Sachithra Serasinghe

Personal information
- Full name: Serasinghe Pathiranage Sachithra Chaturanga
- Born: 13 April 1987 (age 39) Colombo, Sri Lanka
- Batting: Right-handed
- Bowling: Right-arm offbreak
- Role: Allrounder

Domestic team information
- Chilaw Marians Cricket Club
- Tamil Union Cricket and Athletic Club
- Colts Cricket Club
- FC debut: 8 December 2006 Colts Cricket Club v Sebastianites Cricket and Athletic Club
- LA debut: 3 December 2006 Colts Cricket Club v Badureliya Sports Club

Career statistics
| Competition | FC | LA | T20 |
| Matches | 55 | 53 | 9 |
| Runs scored | 3115 | 1253 | 134 |
| Batting average | 45.80 | 31.32 | 16.75 |
| 100s/50s | 8/14 | 1/8 | 0/0 |
| Top score | 154 | 104 | 37 |
| Balls bowled | 5323 | 1803 | 180 |
| Wickets | 99 | 42 | 15 |
| Bowling average | 29.13 | 27.85 | 13.66 |
| 5 wickets in innings | 2 | 1 | 1 |
| 10 wickets in match | 0 | 0 | 0 |
| Best bowling | 5/75 | 5/28 | 5/22 |
| Catches/stumpings | 31/0 | 18/0 | 4/0 |
- Source: CricInfo, 9 July 2012

= Sachithra Serasinghe =

Sri Lankan cricketer (born 1987)

Serasinghe Pathiranage Sachithra Chaturanga (born 13 April 1987) is a Sri Lankan cricketer who plays for the Tamil Union Cricket and Athletic Club. Sachithra has scored eight centuries and taken nearly 100 wickets for the Tamil Union club, Sri Lankan A team and the Sri Lankan Board XI.

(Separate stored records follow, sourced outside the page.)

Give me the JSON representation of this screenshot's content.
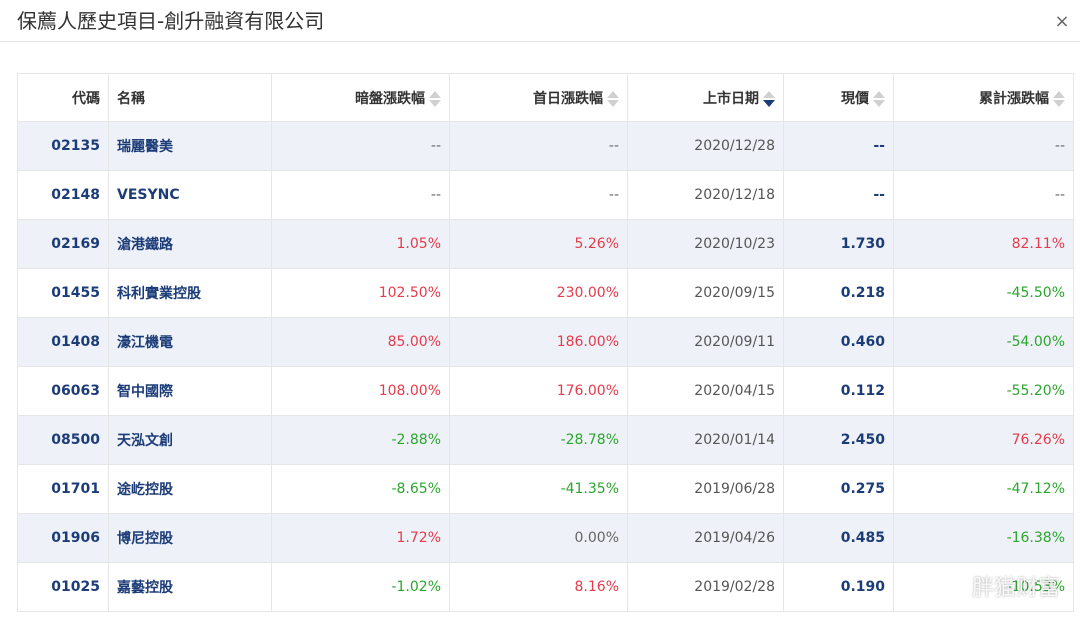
{
  "dialog": {
    "title": "保薦人歷史項目-創升融資有限公司",
    "close_glyph": "×"
  },
  "table": {
    "headers": {
      "code": "代碼",
      "name": "名稱",
      "grey": "暗盤漲跌幅",
      "first_day": "首日漲跌幅",
      "listing_date": "上市日期",
      "price": "現價",
      "cumulative": "累計漲跌幅"
    },
    "sort": {
      "column": "listing_date",
      "direction": "desc"
    },
    "rows": [
      {
        "code": "02135",
        "name": "瑞麗醫美",
        "grey": "--",
        "first_day": "--",
        "listing_date": "2020/12/28",
        "price": "--",
        "cumulative": "--"
      },
      {
        "code": "02148",
        "name": "VESYNC",
        "grey": "--",
        "first_day": "--",
        "listing_date": "2020/12/18",
        "price": "--",
        "cumulative": "--"
      },
      {
        "code": "02169",
        "name": "滄港鐵路",
        "grey": "1.05%",
        "first_day": "5.26%",
        "listing_date": "2020/10/23",
        "price": "1.730",
        "cumulative": "82.11%"
      },
      {
        "code": "01455",
        "name": "科利實業控股",
        "grey": "102.50%",
        "first_day": "230.00%",
        "listing_date": "2020/09/15",
        "price": "0.218",
        "cumulative": "-45.50%"
      },
      {
        "code": "01408",
        "name": "濠江機電",
        "grey": "85.00%",
        "first_day": "186.00%",
        "listing_date": "2020/09/11",
        "price": "0.460",
        "cumulative": "-54.00%"
      },
      {
        "code": "06063",
        "name": "智中國際",
        "grey": "108.00%",
        "first_day": "176.00%",
        "listing_date": "2020/04/15",
        "price": "0.112",
        "cumulative": "-55.20%"
      },
      {
        "code": "08500",
        "name": "天泓文創",
        "grey": "-2.88%",
        "first_day": "-28.78%",
        "listing_date": "2020/01/14",
        "price": "2.450",
        "cumulative": "76.26%"
      },
      {
        "code": "01701",
        "name": "途屹控股",
        "grey": "-8.65%",
        "first_day": "-41.35%",
        "listing_date": "2019/06/28",
        "price": "0.275",
        "cumulative": "-47.12%"
      },
      {
        "code": "01906",
        "name": "博尼控股",
        "grey": "1.72%",
        "first_day": "0.00%",
        "listing_date": "2019/04/26",
        "price": "0.485",
        "cumulative": "-16.38%"
      },
      {
        "code": "01025",
        "name": "嘉藝控股",
        "grey": "-1.02%",
        "first_day": "8.16%",
        "listing_date": "2019/02/28",
        "price": "0.190",
        "cumulative": "-10.53%"
      }
    ]
  },
  "colors": {
    "positive": "#e53b4b",
    "negative": "#2ba52e",
    "link": "#1c3c78",
    "row_stripe": "#eef2f8"
  },
  "watermark": {
    "main": "胖猫财富",
    "sub": "@胖猫财富"
  }
}
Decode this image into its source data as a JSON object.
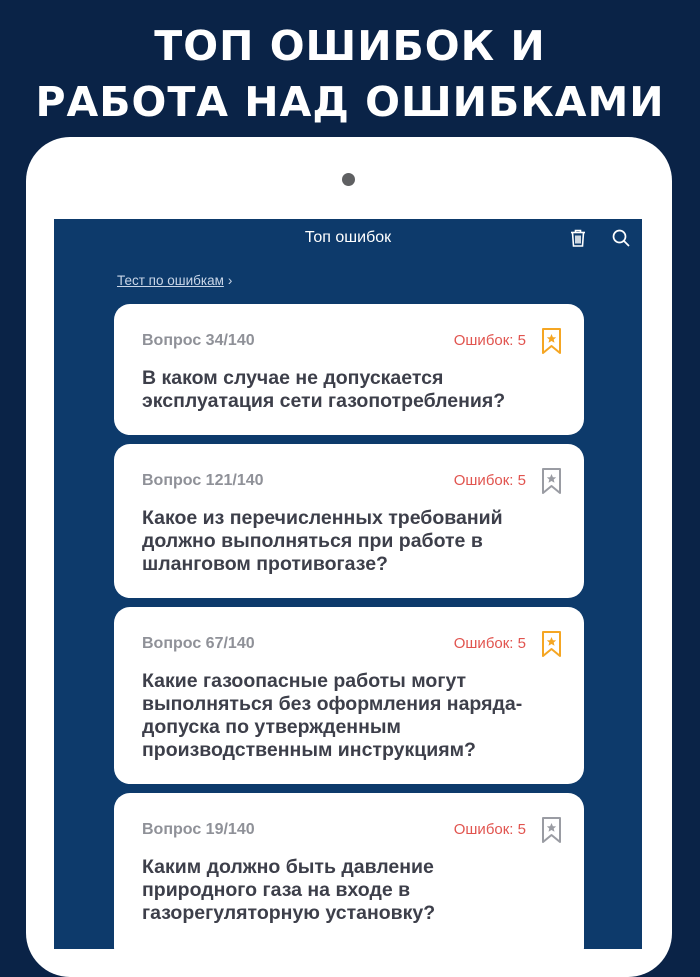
{
  "promo": {
    "line1": "ТОП ОШИБОК И",
    "line2": "РАБОТА НАД ОШИБКАМИ"
  },
  "nav": {
    "title": "Топ ошибок",
    "trash_icon": "trash-icon",
    "search_icon": "search-icon"
  },
  "retest": {
    "label": "Тест по ошибкам",
    "chevron": "›"
  },
  "colors": {
    "background": "#0a2347",
    "screen": "#0d3a6b",
    "error_text": "#e1544f",
    "bookmark_active": "#f5a623",
    "bookmark_inactive": "#9a9ca3"
  },
  "cards": [
    {
      "number": "Вопрос 34/140",
      "errors": "Ошибок: 5",
      "bookmarked": true,
      "question": "В каком случае не допускается эксплуатация сети газопотребления?"
    },
    {
      "number": "Вопрос 121/140",
      "errors": "Ошибок: 5",
      "bookmarked": false,
      "question": "Какое из перечисленных требований должно выполняться при работе в шланговом противогазе?"
    },
    {
      "number": "Вопрос 67/140",
      "errors": "Ошибок: 5",
      "bookmarked": true,
      "question": "Какие газоопасные работы могут выполняться без оформления наряда-допуска по утвержденным производственным инструкциям?"
    },
    {
      "number": "Вопрос 19/140",
      "errors": "Ошибок: 5",
      "bookmarked": false,
      "question": "Каким должно быть давление природного газа на входе в газорегуляторную установку?"
    }
  ]
}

==Early and domestic career==
Sachithra was educated at Nalanda College Colombo and played cricket for Nalanda College first XI team from 2003 to 2004.

In March 2018, he was named in Dambulla's squad for the 2017–18 Super Four Provincial Tournament. The following month, he was also named in Dambulla's squad for the 2018 Super Provincial One Day Tournament. In August 2018, he was named in Colombo's squad the 2018 SLC T20 League.

He was the leading run-scorer for Tamil Union Cricket and Athletic Club in the 2018–19 Premier League Tournament, with 1,001 runs in ten matches. In February 2019, Sri Lanka Cricket named him as the Player of the Tournament in the 2017–18 Premier League Tournament. In March 2019, he was named in Dambulla's squad for the 2019 Super Provincial One Day Tournament.